I can’t really remember how it started because most of the events that culminated in the shredding of my psyche crept in stealthily. What I can remember now is losing the appetite for my job. Then I was a teacher and I really loved teaching, or so I thought. I was working with a private school. But definitely, I wasn’t satisfied with my salary and the conditions of service where I was working. In a consistently waxing pattern, I began to grow weary, and pathologically reluctant to go to work. I started having confrontations with my direct bosses without showing any signs of remorse even days after. That was particularly unlike me. Before you know it, I’d been recommended for sack.
Then fear set in. I mean the kind of trepidation that disguises in a treacherous cloak so well that you can’t tell what exactly you’re worrying about yet you can’t stop it from taking over your mind, your whole self. You know when you’re unconsciously fretting about nothing. When you feel sadness trickling down your throat yet you can’t stop it or refuse to swallow it. I was totally helpless.

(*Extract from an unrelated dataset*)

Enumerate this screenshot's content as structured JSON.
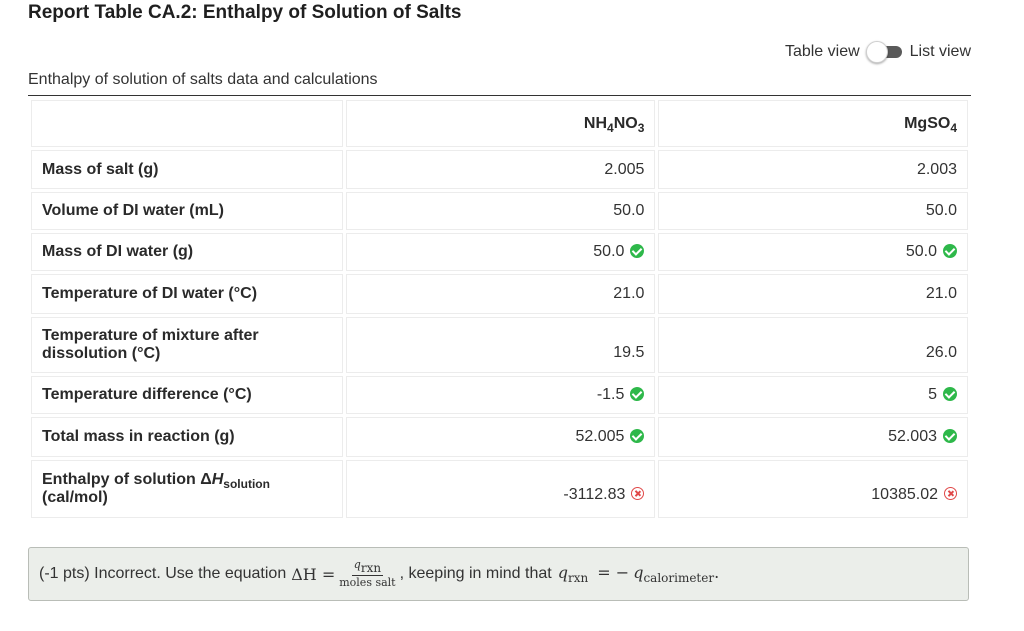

I stopped meeting people, partly because I blamed them for my ordeal. I was yawning for something I didn’t know, let alone knew how to get. This left a big emptiness in my being. It was very mentally disturbing and tormenting.
The situation continued degenerating by the seconds; my productivity at work was grounded at ground zero, my social life sucked but I wasn’t ready to submit to defeat easily.
But I identified that there was a problem; I have lost the control of my own life to some force, some power. And I must get it back.
Meeting a psychologist was a ready response to the situation. He was the first to give my situation a name: depression. Over the next fourteen months, I was bent on pulling out of this depression and going back to being my old self. I wanted my friends back and my esteemed position in my place of work. I concluded, even if I would die, I must die a happy fellow.
With that resolution, I rescheduled my daily routines smuggling in exercise, yoga and reading.
It was while reading a dietician’s write-up that I stumbled on a piece of information which I found, and still find, so very useful: what you eat or don’t eat can ameliorate or aggravate your depression symptoms. And you can augment needed vitamins through other means other than food if that becomes necessary.
With the help of my therapist, the impacts of the various physical activities I engaged in, and the special foods I ate, I got back my life. And today, I live life within my means.